My brother was there to clear out more of his stuff (after 14 bags of trash, 3 boxes of recycling and a box of stuff to take home with him, he is now down to just the stuff in his old room -- that was after doing this one time before and going through the cellar. He has a lotta stuff). And he was also there to see the proposed new place.
The place is, eh, it's okay. It's important to recognize that this is, by definition, going to be smaller and have far less character than the old house. And a lot more stuff will have to be deep-sixed. As in the living room and den couches are probably toast, the dining table may never have its leaves in it again, etc. The kitchen is oddly configured and, unless they put a freezer into a kind of satellite area, there will be no freezer. This is odd for two people who lived off freezer food (and frozen food) for decades. It's a big adjustment.
But the area seems fine, the people are friendly and the place is kept up pretty well.
It is a life transition. And they are often hard.

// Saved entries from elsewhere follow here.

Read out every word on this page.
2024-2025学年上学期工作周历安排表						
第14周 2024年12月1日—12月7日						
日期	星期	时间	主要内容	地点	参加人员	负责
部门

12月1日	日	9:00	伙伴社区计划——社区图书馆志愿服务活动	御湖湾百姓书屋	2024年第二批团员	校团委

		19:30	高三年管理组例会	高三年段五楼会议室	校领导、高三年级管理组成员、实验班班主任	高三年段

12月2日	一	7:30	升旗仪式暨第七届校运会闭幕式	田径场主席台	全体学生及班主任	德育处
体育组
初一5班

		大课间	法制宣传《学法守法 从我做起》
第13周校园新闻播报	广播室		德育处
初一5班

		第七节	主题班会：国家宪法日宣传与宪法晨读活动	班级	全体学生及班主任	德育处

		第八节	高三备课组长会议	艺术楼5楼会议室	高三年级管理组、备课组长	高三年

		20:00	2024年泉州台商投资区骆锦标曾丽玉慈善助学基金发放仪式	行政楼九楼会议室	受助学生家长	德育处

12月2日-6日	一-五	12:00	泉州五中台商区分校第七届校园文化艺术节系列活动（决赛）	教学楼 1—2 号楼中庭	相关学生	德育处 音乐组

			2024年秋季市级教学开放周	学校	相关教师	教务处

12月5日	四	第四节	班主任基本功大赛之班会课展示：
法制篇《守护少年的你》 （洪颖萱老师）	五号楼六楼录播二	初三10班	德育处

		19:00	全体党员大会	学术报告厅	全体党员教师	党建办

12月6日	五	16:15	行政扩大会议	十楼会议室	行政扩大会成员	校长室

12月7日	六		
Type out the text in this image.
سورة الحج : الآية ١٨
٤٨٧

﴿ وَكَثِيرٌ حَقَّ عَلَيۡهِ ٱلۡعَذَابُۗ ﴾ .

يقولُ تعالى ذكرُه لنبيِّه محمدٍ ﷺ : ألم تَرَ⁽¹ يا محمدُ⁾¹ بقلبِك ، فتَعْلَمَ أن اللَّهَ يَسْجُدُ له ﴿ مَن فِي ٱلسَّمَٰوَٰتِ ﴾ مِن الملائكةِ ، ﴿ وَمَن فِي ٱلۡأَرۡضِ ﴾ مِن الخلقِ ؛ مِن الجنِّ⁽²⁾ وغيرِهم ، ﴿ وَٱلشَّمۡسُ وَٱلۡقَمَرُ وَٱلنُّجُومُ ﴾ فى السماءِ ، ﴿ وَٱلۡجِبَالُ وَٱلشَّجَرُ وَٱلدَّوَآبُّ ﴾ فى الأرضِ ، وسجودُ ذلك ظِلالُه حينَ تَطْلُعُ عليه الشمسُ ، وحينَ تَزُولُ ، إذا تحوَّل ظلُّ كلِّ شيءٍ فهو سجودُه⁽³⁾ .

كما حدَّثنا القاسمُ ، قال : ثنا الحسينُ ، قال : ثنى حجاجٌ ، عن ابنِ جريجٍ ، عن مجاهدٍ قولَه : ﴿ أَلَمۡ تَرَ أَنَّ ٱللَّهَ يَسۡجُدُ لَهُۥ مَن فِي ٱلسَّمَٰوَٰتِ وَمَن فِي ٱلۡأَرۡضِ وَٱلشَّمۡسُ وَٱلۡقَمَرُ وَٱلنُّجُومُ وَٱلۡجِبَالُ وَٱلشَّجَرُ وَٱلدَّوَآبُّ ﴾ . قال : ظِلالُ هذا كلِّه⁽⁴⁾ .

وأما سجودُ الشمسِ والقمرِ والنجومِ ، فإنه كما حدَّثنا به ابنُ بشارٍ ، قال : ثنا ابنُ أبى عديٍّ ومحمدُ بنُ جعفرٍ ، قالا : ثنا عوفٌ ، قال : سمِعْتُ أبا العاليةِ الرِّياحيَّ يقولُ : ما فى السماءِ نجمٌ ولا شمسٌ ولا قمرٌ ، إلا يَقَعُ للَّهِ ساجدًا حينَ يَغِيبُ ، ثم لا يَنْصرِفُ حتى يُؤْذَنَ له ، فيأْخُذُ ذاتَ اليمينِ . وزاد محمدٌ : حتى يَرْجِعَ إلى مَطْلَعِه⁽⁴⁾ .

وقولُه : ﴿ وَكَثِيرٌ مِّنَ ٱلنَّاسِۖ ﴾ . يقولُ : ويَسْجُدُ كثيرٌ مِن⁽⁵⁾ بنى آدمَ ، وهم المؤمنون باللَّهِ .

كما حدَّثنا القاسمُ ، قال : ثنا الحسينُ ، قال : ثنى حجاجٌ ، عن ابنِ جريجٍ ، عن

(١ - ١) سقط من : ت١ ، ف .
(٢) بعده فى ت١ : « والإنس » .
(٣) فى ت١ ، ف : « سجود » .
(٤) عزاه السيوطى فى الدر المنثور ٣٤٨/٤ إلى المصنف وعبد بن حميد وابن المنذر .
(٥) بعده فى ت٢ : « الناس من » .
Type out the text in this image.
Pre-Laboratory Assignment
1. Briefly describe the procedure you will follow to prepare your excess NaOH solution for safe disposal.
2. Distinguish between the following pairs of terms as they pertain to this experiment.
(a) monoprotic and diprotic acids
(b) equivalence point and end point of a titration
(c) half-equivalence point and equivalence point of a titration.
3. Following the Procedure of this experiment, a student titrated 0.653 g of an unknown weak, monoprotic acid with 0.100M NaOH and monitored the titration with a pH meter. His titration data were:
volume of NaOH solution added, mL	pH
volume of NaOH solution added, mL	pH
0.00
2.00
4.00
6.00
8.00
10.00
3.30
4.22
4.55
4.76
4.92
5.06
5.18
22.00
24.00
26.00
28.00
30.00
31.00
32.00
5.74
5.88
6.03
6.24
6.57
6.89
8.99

I also spent time with my mother. Because I didn't need to clean anything out, I figured I'd give her a break, so we went out clothes shopping for me (I needed some interview/work clothes) and to lunch. This left my Dad and my brother to clear stuff out and hammer or whatever it was they were doing.
And my mother told me that, well, if things turn out a certain way, I will be doing their finances. Don't want to get into details, of course.
Anyway, for those of you following at home, I live in Boston. My parents are on Long Island. My brother is in Maryland. If I end up doing the books, it will be, shall we say, a challenge. This is a downside to living away.
I was also asked -- what's your fondest memory of the house? And the truth was, none of us could think of one. Not that it was an unhappy place, it was more, I think, we were kinda put on the spot, plus we were tired. And, well, nothing leapt out. I remember a less than optimal Sweet Sixteen party. I remember years as an isolated, depressed teenager -- if it had been now and not the seventies, I suspect I'd've been medicated.
It's a transition.
Not unlike the ones we are voluntarily attempting to do to our bodies right now.
Life changes. We adapt as well as we can. We move on. Or we cling, and we cry and we wail against the inevitable. But it doesn't matter what I think about aging -- it's still going to happen. My views on death are meaningless -- it is still everyone's fate. What I feel about weight loss isn't, truly, vital -- it's going to happen, or not, and not because of my mind.
Or will it?
We talk about attitude here, and about feelings a lot. And there is an enormous emotional component that goes along with this. What we feel DOES matter -- but the truth is, it does matter less than whether we move our bodies, and make good food choices, yes? All the happy sunshiney thoughts will not will the pounds off us if we're not working out and eating right, and eating less.
Last weekend, there was very little exercise unless I made it happen. The eating was generally abysmal and done in restaurants. Out of six meals (Friday dinner, Saturday all day and Sunday first 2 meals), I had them either in restaurants or composed of leftover restaurant food for all but 2 of those -- and those were the 2 breakfasts. Exercise was resistance bands and maybe 10 minutes of walking/day, unlike the usual 60.
And yeah, I've gained, although some of that is also TOM.
And I see how my life was, and what my teen years were like and, perhaps, a part of why I was such an isolated and depressed teenager.
I am no teenager. Isolation, if it happens, is my own doing. I take full responsibility for same. And I don't blame them.
Every now and then, I suppose, I need a reminder. But I don't look back there. It's not the house that made me happy (and it didn't).
Look forward, or you really will fall down like a domino.